Andy Farrell backs players’ on-field decision-making after Paris defeat

‘They feel the game, they are in the moment, they understand what is happening’

Ireland head coach Andy Farrell defended the decision by James Ryan and the on-field leaders to opt for three points when trailing by 27-21 in the 72nd minute of their 30-24 defeat by France in the Stade de France.

Ireland had recovered audaciously from a 22-7 deficit early in the second period and had twice been rewarded with converted tries when kicking penalties to the corner. Had they done so again they would have secured an attacking bonus point and taken the lead for the first time in the match.

Trimming the lead to 27-24 still left them requiring a try to take the lead so in that sense their equation didn’t change. To opt for an attacking lineout close to the French line again would also have been more in keeping with their display as well.

Yet Farrell maintained: “It’s the right decision, there is no doubt about that. They feel the game, they are in the moment, they understand what is happening. There is plenty of time left, we have a lineout after that when we was a couple of points down. We had a lineout and an opportunity to go and score the try and we didn’t, and that’s the game, so I back them to make those calls.”

The Irish captain appeared to consult with Iain Henderson, Garry Ringrose and Joey Carbery before making his decision and Ryan himself explained: "Just felt like it was the right decision at the time. We were imposing our game on them in that period. We felt confident in our attack and we thought we could bring the game to three points and we backed ourselves to go and win the game then off the back of that."

That Ireland had fought their way back into the match and given themselves a chance of victory was credit to a superb second-half rally, in which they upped their physicality and continually to their attacking game to a rattled French side in a wildly fluctuating contest. At the end, they had outscored the home side by three tries to two, with all the match statistics ultimately pointing to an evenly balanced game in its own roundabout way.

“We already knew that we had character and that the squad was unbelievably fit and the mental strength was something we expected of ourselves,” said Farrell.

“Maybe any side that comes here to Paris and finds itself 22-7 down, we’ve seen the French take advantage of that many times and tip a team over the edge. That wasn’t going to be the case with us so I think our mental strength was fantastic tonight.

“We will be harsh and honest with ourselves about some decisions that we made along the way and things that weren’t quite right but all in all it was a hell of a Test match.

“Congratulations to France. I thought they deserved the win because that’s what the scoreline tells us and that’s sport, isn’t it? We move onto the next one.

“France played a very good game from the start. It wasn’t a plan of ours to go 10 points down after a few minutes and at one stage we was 22-7 down so all credit to France.
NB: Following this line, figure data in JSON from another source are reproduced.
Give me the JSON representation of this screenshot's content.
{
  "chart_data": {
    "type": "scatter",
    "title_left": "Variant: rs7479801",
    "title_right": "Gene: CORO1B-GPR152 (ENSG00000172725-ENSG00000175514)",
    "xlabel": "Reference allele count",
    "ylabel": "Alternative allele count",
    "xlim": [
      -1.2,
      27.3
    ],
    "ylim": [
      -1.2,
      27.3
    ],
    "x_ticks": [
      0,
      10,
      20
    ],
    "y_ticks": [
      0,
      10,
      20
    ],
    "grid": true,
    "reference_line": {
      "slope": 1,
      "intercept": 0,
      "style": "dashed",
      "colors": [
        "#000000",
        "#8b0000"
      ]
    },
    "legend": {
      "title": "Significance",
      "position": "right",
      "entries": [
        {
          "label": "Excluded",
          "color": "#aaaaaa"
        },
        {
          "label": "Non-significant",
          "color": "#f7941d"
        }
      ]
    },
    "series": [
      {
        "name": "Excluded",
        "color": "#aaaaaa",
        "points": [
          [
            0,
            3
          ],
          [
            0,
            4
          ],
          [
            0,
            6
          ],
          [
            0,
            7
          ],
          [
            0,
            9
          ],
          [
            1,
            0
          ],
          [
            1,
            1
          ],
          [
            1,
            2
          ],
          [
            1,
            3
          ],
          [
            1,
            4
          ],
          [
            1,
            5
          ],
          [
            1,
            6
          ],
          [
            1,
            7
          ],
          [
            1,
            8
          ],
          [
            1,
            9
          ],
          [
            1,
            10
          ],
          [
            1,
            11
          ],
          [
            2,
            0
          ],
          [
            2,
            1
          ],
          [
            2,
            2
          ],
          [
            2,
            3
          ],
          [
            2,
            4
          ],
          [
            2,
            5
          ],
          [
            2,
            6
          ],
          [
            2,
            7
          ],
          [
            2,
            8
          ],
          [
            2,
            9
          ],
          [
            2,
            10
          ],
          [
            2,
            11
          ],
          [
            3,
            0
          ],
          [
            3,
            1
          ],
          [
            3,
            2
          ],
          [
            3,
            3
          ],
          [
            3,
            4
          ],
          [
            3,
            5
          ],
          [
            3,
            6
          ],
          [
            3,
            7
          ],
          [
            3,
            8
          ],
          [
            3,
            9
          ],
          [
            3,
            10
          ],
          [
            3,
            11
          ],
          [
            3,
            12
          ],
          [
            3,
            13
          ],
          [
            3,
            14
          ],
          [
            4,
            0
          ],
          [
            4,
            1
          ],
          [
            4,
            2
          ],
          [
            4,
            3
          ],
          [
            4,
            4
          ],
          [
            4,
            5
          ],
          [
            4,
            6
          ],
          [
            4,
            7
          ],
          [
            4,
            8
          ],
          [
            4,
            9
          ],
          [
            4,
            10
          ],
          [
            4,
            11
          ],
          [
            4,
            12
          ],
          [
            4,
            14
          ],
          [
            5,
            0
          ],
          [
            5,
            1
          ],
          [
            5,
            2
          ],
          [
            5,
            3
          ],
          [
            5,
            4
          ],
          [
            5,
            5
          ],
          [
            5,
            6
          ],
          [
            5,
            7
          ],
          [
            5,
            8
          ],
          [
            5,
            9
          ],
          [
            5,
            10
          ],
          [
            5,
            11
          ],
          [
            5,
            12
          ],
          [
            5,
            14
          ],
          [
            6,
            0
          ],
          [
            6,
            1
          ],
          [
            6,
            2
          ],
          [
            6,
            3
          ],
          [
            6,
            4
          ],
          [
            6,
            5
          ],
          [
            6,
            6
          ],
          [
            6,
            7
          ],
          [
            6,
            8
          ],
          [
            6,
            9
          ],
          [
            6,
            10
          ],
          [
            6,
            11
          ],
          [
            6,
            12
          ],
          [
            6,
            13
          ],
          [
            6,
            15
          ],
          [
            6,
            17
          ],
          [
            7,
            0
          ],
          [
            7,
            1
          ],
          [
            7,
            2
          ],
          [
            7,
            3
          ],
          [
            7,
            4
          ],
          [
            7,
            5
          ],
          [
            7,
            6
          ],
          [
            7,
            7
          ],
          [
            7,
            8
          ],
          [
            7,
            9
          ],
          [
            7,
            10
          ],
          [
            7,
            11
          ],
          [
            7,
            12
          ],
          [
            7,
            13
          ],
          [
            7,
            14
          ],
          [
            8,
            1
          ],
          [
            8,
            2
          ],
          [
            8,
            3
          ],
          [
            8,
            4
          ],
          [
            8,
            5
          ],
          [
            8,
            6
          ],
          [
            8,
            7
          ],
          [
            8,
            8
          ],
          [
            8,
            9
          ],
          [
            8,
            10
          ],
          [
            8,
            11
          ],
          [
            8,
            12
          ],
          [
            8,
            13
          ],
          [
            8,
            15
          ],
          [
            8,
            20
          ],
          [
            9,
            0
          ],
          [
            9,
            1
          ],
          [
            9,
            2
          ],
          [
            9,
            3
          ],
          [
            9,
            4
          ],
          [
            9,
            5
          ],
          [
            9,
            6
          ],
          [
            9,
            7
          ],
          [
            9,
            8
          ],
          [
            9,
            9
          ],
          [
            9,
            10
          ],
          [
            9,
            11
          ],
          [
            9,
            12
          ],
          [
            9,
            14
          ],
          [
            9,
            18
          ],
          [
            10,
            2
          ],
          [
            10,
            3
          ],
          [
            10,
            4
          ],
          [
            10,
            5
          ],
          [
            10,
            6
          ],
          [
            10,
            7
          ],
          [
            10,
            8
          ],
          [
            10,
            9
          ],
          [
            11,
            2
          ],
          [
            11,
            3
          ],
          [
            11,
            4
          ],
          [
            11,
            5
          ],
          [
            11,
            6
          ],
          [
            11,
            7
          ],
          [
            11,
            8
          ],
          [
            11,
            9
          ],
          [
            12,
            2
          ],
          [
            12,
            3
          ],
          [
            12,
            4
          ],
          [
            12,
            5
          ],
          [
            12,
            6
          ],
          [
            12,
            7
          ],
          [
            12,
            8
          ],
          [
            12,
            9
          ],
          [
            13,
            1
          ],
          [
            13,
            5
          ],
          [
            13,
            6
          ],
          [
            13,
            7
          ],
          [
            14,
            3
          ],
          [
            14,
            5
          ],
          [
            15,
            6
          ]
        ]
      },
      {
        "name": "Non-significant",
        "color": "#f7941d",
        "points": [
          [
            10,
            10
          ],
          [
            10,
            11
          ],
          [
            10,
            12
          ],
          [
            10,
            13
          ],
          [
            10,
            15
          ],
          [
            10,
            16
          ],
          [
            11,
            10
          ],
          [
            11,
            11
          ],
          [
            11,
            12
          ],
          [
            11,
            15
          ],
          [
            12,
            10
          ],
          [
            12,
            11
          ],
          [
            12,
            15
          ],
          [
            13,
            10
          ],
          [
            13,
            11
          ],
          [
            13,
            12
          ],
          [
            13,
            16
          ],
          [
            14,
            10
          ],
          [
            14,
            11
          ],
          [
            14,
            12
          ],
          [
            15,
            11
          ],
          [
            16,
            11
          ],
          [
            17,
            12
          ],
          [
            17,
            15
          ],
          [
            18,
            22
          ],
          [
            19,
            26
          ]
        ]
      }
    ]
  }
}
But I must say it shows the character and the fitness of the Irish side and the spirit that we had to be in with a chance of winning the game there at the end.”

Carbery's performance in his belated first Six Nations start allayed some of the fears that Ireland are heavily Johnny Sexton dependent, and Farrell described his outhalf's performance as excellent.

“Obviously everyone was curious to see how he would go but it didn’t surprise us. He was very confident and assured in his performance, only what we’ve seen in the last couple of weeks in training anyway. He was himself, he kicked beautifully for goal and I think he controlled the game pretty well for us.

“This was a great opportunity for us to grow, for James to grow as captain and be put in the heat of battle. You don’t get better Test matches than those. We’re only going to learn and get better. I thought Joey was excellent because all of the guys around him were pretty assured as well.”

Inevitably, the game came at a physical cost, with Rónan Kelleher departing in the 26th minute due to a shoulder injury, while Peter O’Mahony only lasted five minutes after coming on before having to depart for an HIA and he did not return.

“There are a few bruised bodies, a few HIAs who are still going through protocols. Again this showed the character of the side and how they adapt when things aren’t going as planned.”